Вспомнился вечер в Порт-Анжелесе, когда впервые случились галлюцинации. Тогда у меня было два объяснения: внезапное умопомешательство или необъяснимое исполнение желаний. Третьего варианта я не нашла.
А что, если…
Что, если человек искренне верит в свою правоту, хотя на самом деле ошибается? Вдруг тупая уверенность не дает разглядеть правду? Что тогда получится? Правда уйдет на дно или постарается пробиться наружу?
Вариант третий: Эдвард меня любит и возникшее между нами чувство не сломает ни разлука, ни время, ни расстояние. Эдвард Каллен красивый, умный и замечательный, но любовь изменила его не меньше, чем меня, причем безвозвратно. Я буду всегда принадлежать ему, а он навечно останется моим.
В этом я пыталась себя убедить?
— Ой…
— Белла!
— Да, да, я поняла…
— Тебя осенило… — нервным, срывающимся голосом напомнил Эдвард.
— Ты меня любишь! — вслух восхитилась я, снова почувствовав силу собственной правоты.
В глазах все еще мелькало беспокойство, но на губах заиграла моя любимая кривоватая улыбка.
— Конечно, люблю.
Раздувшись, словно воздушный шар, сердце вырывалось из груди.

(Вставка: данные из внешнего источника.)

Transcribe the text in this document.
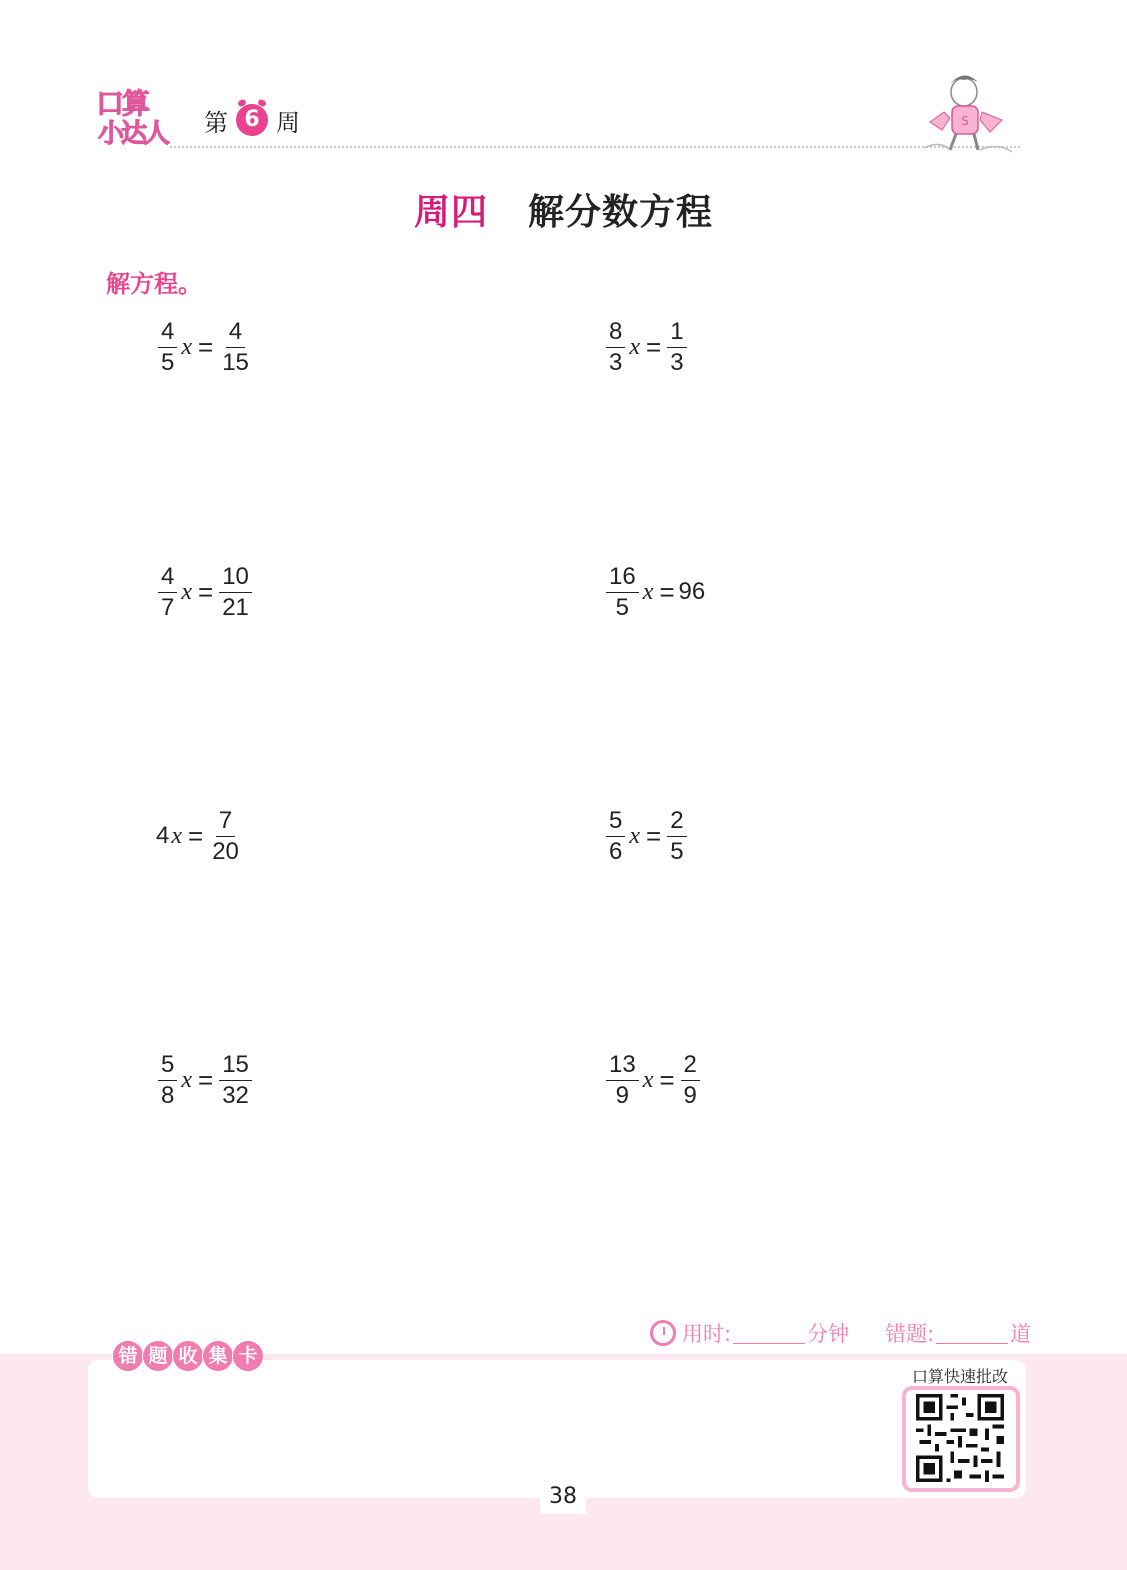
口算
小达人 第 6 周	S
周四 解分数方程
解方程。
$\frac{4}{5}$ $x = \frac{4}{15}$	$\frac{8}{3}$ $x = \frac{1}{3}$
$\frac{4}{7}$ $x = \frac{10}{21}$	$\frac{16}{5}$ x = 96
4 $x = \frac{7}{20}$	$\frac{5}{6}$ $x = \frac{2}{5}$
$\frac{5}{8}$ $x = \frac{15}{32}$	$\frac{13}{9}$ $x = \frac{2}{9}$
用时:	分钟 错题:	道
错 题 收 集 卡
口算快速批改
38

Надавив на ребра, оно сжало горло так, что стало трудно говорить.
Я нужна ему не меньше, чем он мне, и навсегда! Только нежелание губить душу и лишать сомнительных прелестей человеческой жизни мешало сделать меня бессмертной. По сравнению со страхом быть отвергнутой это препятствие — сущий пустяк.
Мое лицо между прохладными, как мрамор, ладонями, Эдвард целует, целует, целует… м-м-м, даже лес перед глазами закружился. Прильнув к белоснежной щеке, я почувствовала, что дыхание сбилось не у меня одной.
— Похоже, ты справилась не хуже, чем я.
— С чем справилась?
— С разлукой. По крайней мере, старалась. Просыпалась, вела себя как ни в чем не бывало, занималась обычными делами. А я… когда не вел активную слежку, чувствовал себя совершенно ненужным. Не мог общаться ни с родственниками, ни с посторонними. Стыдно говорить: больше всего хотелось свернуться в клубок и покориться страданиям, — робко улыбнулся Каллен. — По-моему, это куда нелепее, чем слышать голоса. Тем более я ведь тоже их слышу.
Какое счастье, Эдвард все понял и сочувствует. По крайней мере, смотрит не как на прокаженную, а по-другому… С любовью.
— Мне слышался только один голос, — поправила я.
Засмеявшись, парень прижал меня к себе, и мы пошли дальше.
Впереди показалось большое светлое пятно. Дом!
Каллен провел меня в темную гостиную и включил свет. В комнате ничего не изменилось, все так, как я запомнила: рояль, белые диваны, массивная лестница. Надо же, ни пылинки, ни защитных чехлов.
Чтобы позвать родственников, Эдварду даже голос повышать не понадобилось.
— Карлайл! Эсми! Розали! Эмметт! Элис! Джаспер! — как обычно, проговорил он, уверенный, что его услышат.